Career Exploration

Some individuals come to our employment program with no idea what kind of work they’d like to do. And that’s okay! As long as the desire to work is there, we can help with the rest!

We strive to match individuals with jobs that work well for them, based on our understanding of their strengths, interests, and goals for the future. A lot of this information is captured in the Discovery document, a detailed profile of an individual that can be used to match them with appropriate work opportunities. Sometimes, though, the Discovery alone isn’t enough to give someone a real idea of what they would like to do – especially if they have not had much opportunity previously to try different things and explore their interests in a work-type setting.

We have some tricks up our sleeves for helping people discover what they would like to do.
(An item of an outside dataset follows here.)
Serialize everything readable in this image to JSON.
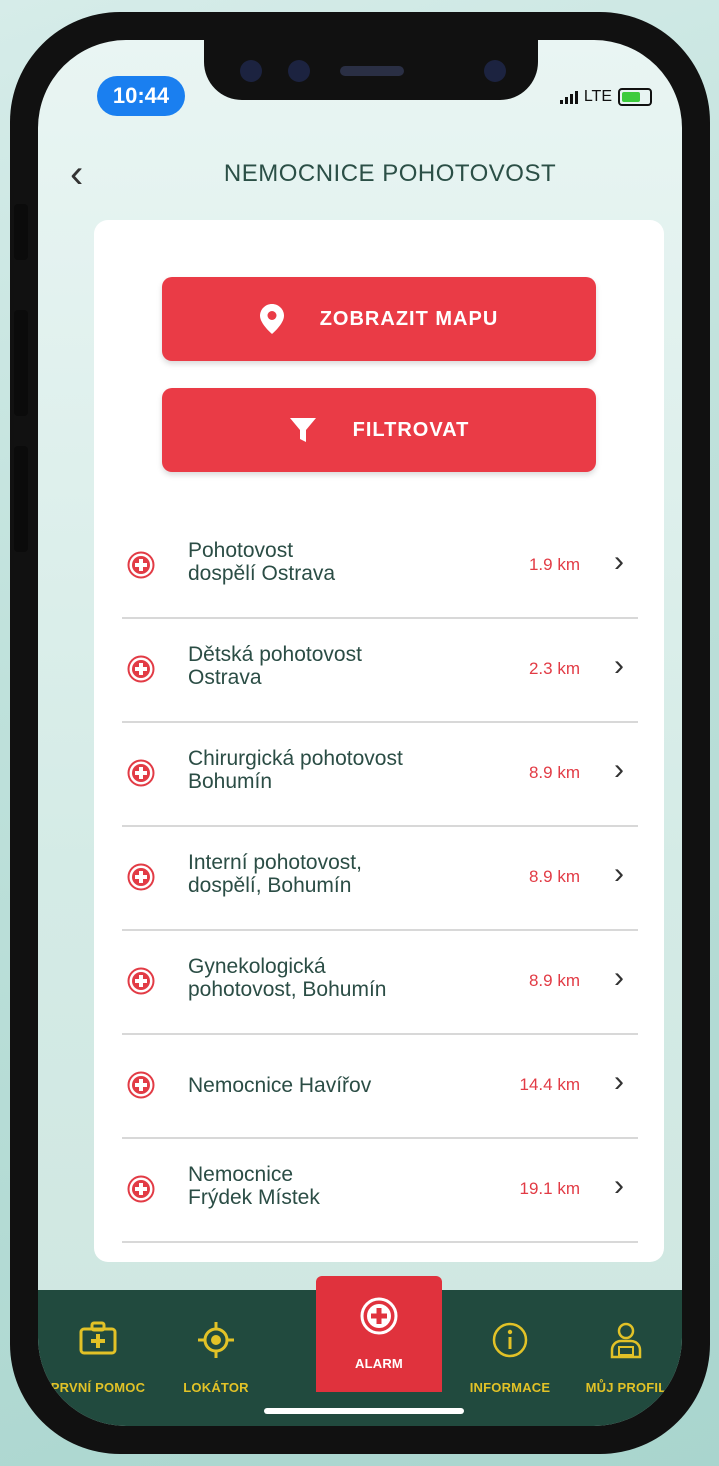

Our favorite way to encourage people in their career exploration is with career cruising.

 

What is Career Cruising?

Career cruising is a hands on activity meant to engage individuals with their job search and broaden their understanding of specific types of jobs and workplaces.

There is no “right way” to do career cruising, which makes it a very adaptable activity for all individuals. Generally speaking, career cruising begins with an assessment of an individual’s strengths and interests, which are then developed into a few categories or themes. The individual is encouraged to research local businesses that fall within each category and develop a list (or lists) of businesses that they are interested in looking at for possible employment opportunities.

For example: If a person has strong social skills and is interested in fashion, then a theme of interest for them might be clothing stores. They might go on to list various businesses that fall under that category, including thrift stores, mall retail outlets, and/or fashion boutiques.

The job seeker then selects a minimum of three businesses from their list to go and visit in person. This visit can be arranged with the business in advance if needed, but often individuals are encouraged to go as “customers” to get a feel for the place. On site, individuals observe the workplace and try to identify as many different positions as they can, as well as record individual tasks that are being done by the employees.

For some people, this can be an extremely eye-opening experience, as they might find that there is more to a certain position than they initially thought; conversely, they might be become more open to positions that they had previously thought weren’t for them, or that they had never even thought of at all.

The objective of career cruising, on the surface, is for increased engagement in the job search. But the process of career cruising goes much deeper, targeting an individual’s perception of work (what does it mean to have a job? what kind of jobs exist?) and of themselves. By placing themselves in the shoes of a worker and imagining what it would be like to do a certain job, an individual can significantly broaden their concept of work and refine their interests, bringing them one step closer to finding the perfect position.